I have the directory /tmp/pihole-etc/ mounted to /etc/pihole/ and I was able to sort this with some changes to the configs in there from the pi I added my adlists to /tmp/pihole-etc/migration_backup/adlists.list

https://raw.githubusercontent.com/StevenBlack/hosts/master/hosts
https://raw.githubusercontent.com/PolishFiltersTeam/KADhosts/master/KADhosts.txt
https://s3.amazonaws.com/lists.disconnect.me/simple_ad.txt
https://v.firebog.net/hosts/AdguardDNS.txt

then I changed /tmp/pihole-etc/pihole-FTL.conf to include these entries (some may not be needed but I wanted to try them out).
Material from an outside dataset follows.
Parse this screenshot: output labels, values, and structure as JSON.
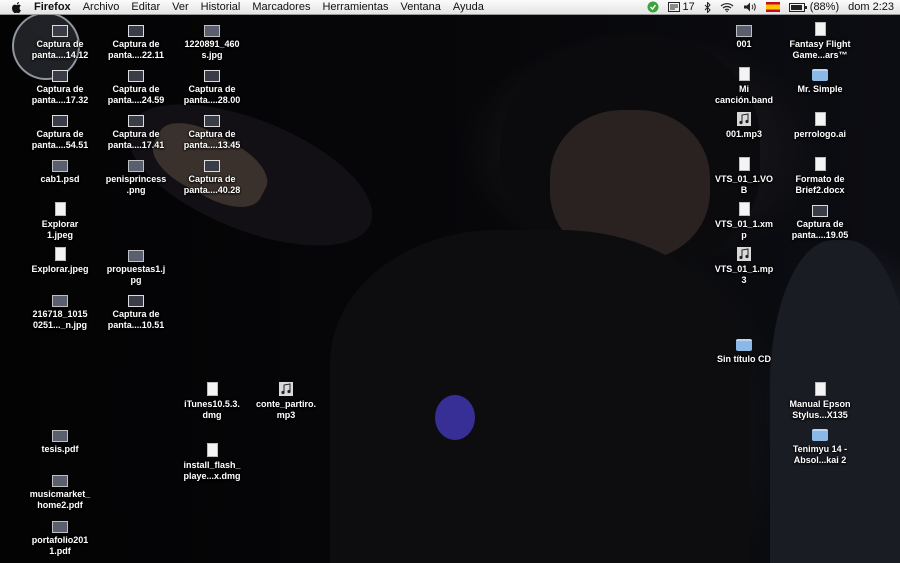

I think the DBIMPORT one was the important one for getting clients and queries back, it seems without that it won't import the old FTL database, just create a brand new one.

#; Pi-hole FTL config file
#; Comments should start with #; to avoid issues with PHP and bash reading this file
MACVENDORDB=/macvendor.db
LOCAL_IPV4=192.168.0.215
RATE_LIMIT=900/60
BLOCK_ICLOUD_PR=true
SHOW_DNSSEC=true
NAMES_FROM_NETDB=true
DBIMPORT=yes
DEBUG_DATABASE=true
DEBUG_QUERIES=true
DEBUG_CLIENTS=true
DEBUG_ALIASCLIENTS=true

I tested this by deleting the pihole pod, and when the new one came up, I was pleased to see that it was now showing the existing clients and queries that were made before I restarted it.

So now I have a Kubernetes cluster up and running, with pihole running in a self-healing deployment, blocking adverts on my network at home, a web dashboard I can access from anywhere, as well as Grafana automatically monitoring all of the cluster, which will grow over time as more applications are added to it. Running it locally or in a docker container was much simpler, but I think the benefits of using Kubernetes for it are worth the effort, and I've really gained a lot more from the exercise than I have been from watching tutorial videos.